Melbourne, Australia-based SaaS collaboration technology provider Aconex has announced an agreement to acquire Worksite, provider of a SaaS project cost management solution, for approximately Au$6.5m, (c £3.1m or US$4.8m) from ARES Project Management LLC.
ARES and Worksite
California-based ARES is well-known in the US project management world as a provider of on-premise cost management, field management and estimating software. It began developing a complementary application, Worksite, in 2012, and this cloud-based integrated project cost controls platform was finally launched in November 2014. The Worksite business is led by CEO Mike Jackson, President of ARES from 2009 to 2013, after which he focused full-time on developing this cloud offering.
Integrating Worksite into Aconex
Under the terms of the acquisition agreement, Aconex will purchase the intellectual property and assets of Worksite for an initial cash payment of A$3.0 million at close, and up to A$3.5 million in cash and Aconex shares in FY17, subject to certain performance conditions for the business.
Aconex says it plans to integrate Worksite’s solution with its project-wide collaboration platform to offer customers unified cost management across the project lifecycle, including earned value management, budgeting, cost performance, and forecasting. The acquisition supports the company’s strategy of expanding its product functionality and global presence, while accelerating its entry into the collaborative cost management market.
The integration of cost management with project-wide collaboration enables participants both within and across organisations to collaborate around a secure, centralised view of project budget and costs. Asset owners, contractors, programme managers and project teams can tightly coordinate cost management to reduce risk and improve efficiency in payments, change management, claims, audit compliance, performance reporting, and other core processes.
Aconex plans to increase research and development costs for the integration of Worksite and the build-out of its integrated cost management solution. As a result, the acquisition is expected to be moderately dilutive to earnings and profit for the next 24 months, but Aconex does not expect this to impact its current public forecast of FY15 and CY15 financial results (see Aconex boosts investor hopes).
Aconex CEO Leigh Jasper said:
“Connecting cost management to the Aconex platform will bridge internal cost systems and external collaboration, providing a single source of truth for better financial visibility and control. Participants project-wide will be able to track budgets, contracts, claims and payments, and cost and schedule changes – both actual and potential. All of this information will be connected to collaborative processes managed on Aconex, offering new insights into the current and forecasted status of the project. Project cost information can now flow seamlessly from the collaboration platform into internal enterprise resource planning (ERP) systems. The acquisition of Worksite will further increase the value that we deliver to our customers, broadening the Aconex product portfolio and accelerating the growth of our global user network.”
My view
The Worksite deal is only Aconex’s second acquisition, following the June 2012 deal to buy the Adelaide, Australia-based Grazer smart manuals business in June 2012. It is also Aconex’s first international acquisition and the first since its December 2014 IPO; since then, its shares have prospered, despite the weak Australian dollar, trading at over Au$3.40 earlier this month (post); a week later (9 July) they peaked at Au£3.76. Today, at market close, they were valued at Au$3.28.

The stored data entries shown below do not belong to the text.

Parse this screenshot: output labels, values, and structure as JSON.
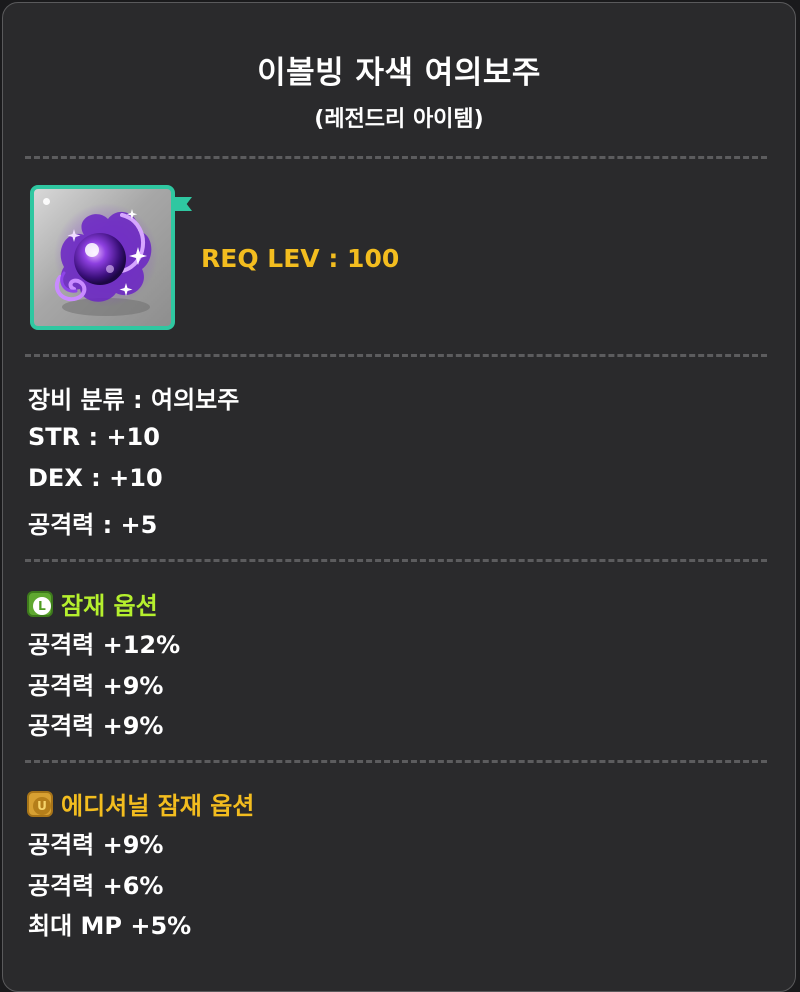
{
  "item": {
    "name": "이볼빙 자색 여의보주",
    "grade": "(레전드리 아이템)",
    "req_lev": "REQ LEV : 100",
    "icon": "purple-orb-icon"
  },
  "stats": [
    "장비 분류 : 여의보주",
    "STR : +10",
    "DEX : +10",
    "공격력 : +5"
  ],
  "potential": {
    "title": "잠재 옵션",
    "badge": "L",
    "color": "#b5f02e",
    "lines": [
      "공격력 +12%",
      "공격력 +9%",
      "공격력 +9%"
    ]
  },
  "additional_potential": {
    "title": "에디셔널 잠재 옵션",
    "badge": "U",
    "color": "#f3bd1f",
    "lines": [
      "공격력 +9%",
      "공격력 +6%",
      "최대 MP +5%"
    ]
  },
  "colors": {
    "panel": "#2a2a2c",
    "frame": "#2fc7a1",
    "req_lev": "#f3bd1f"
  }
}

Two competitors in particular will be nervous about this latest Aconex move.
First, Anglo/German SaaS infrastructure lifecycle management provider Conject was for a long time able to differentiate itself from competitors by offering project cost control functionality developed out of a close working relationship with UK-based Bovis LendLease during the early 2000s. Only yesterday, the Woking-based business announced the release of new commercial management capabilities strengthening its EVM capabilities.
Second, US-based Viewpoint has long been a player in the construction ERP market, and it became an active competitor to Aconex following its acquisition of UK-based SaaS construction collaboration vendor 4Projects in February 2013. Two months ago, in May 2015, its UK user conference heard about the group’s plans to add financial capabilities to its SaaS applications. The expected timescale for this integration of capabilities is also similar to that envisaged for Aconex’s assimilation of Worksite
Of course, both the above collaboration businesses – Conject and 4Projects – are predominantly UK-based with strong regional operations across Europe. Aconex has been investing heavily in its US operation, and I would expect its first efforts will be to incorporate the Worksite functionality into its core platform for use by its US customers and end-users. After that, it will presumably look to internationalise the solution so that it can be applied in other economies. If this sequence is correct, US vendor e-Builder, which also offers financial tools including EVM (post), may also soon feel some competitive pressure.
The same might also be true of Bentley Systems who acquired EADOC in March 2015 to complement its ProjectWise application and to add some project cost management capabilities to its product portfolio. When I talked to Eric Law about that deal in April, he said he was surprised that EADOC was “still unique in being the only US product to combine document collaboration and project cost control functionality”. That distinction is clearly about to disappear.
Update (15 July 2015: 22.30pm) – The deal has also attracted interest from other tech bloggers; for example, US-based PLM specialist Monica Schnitger has written about the acquisition.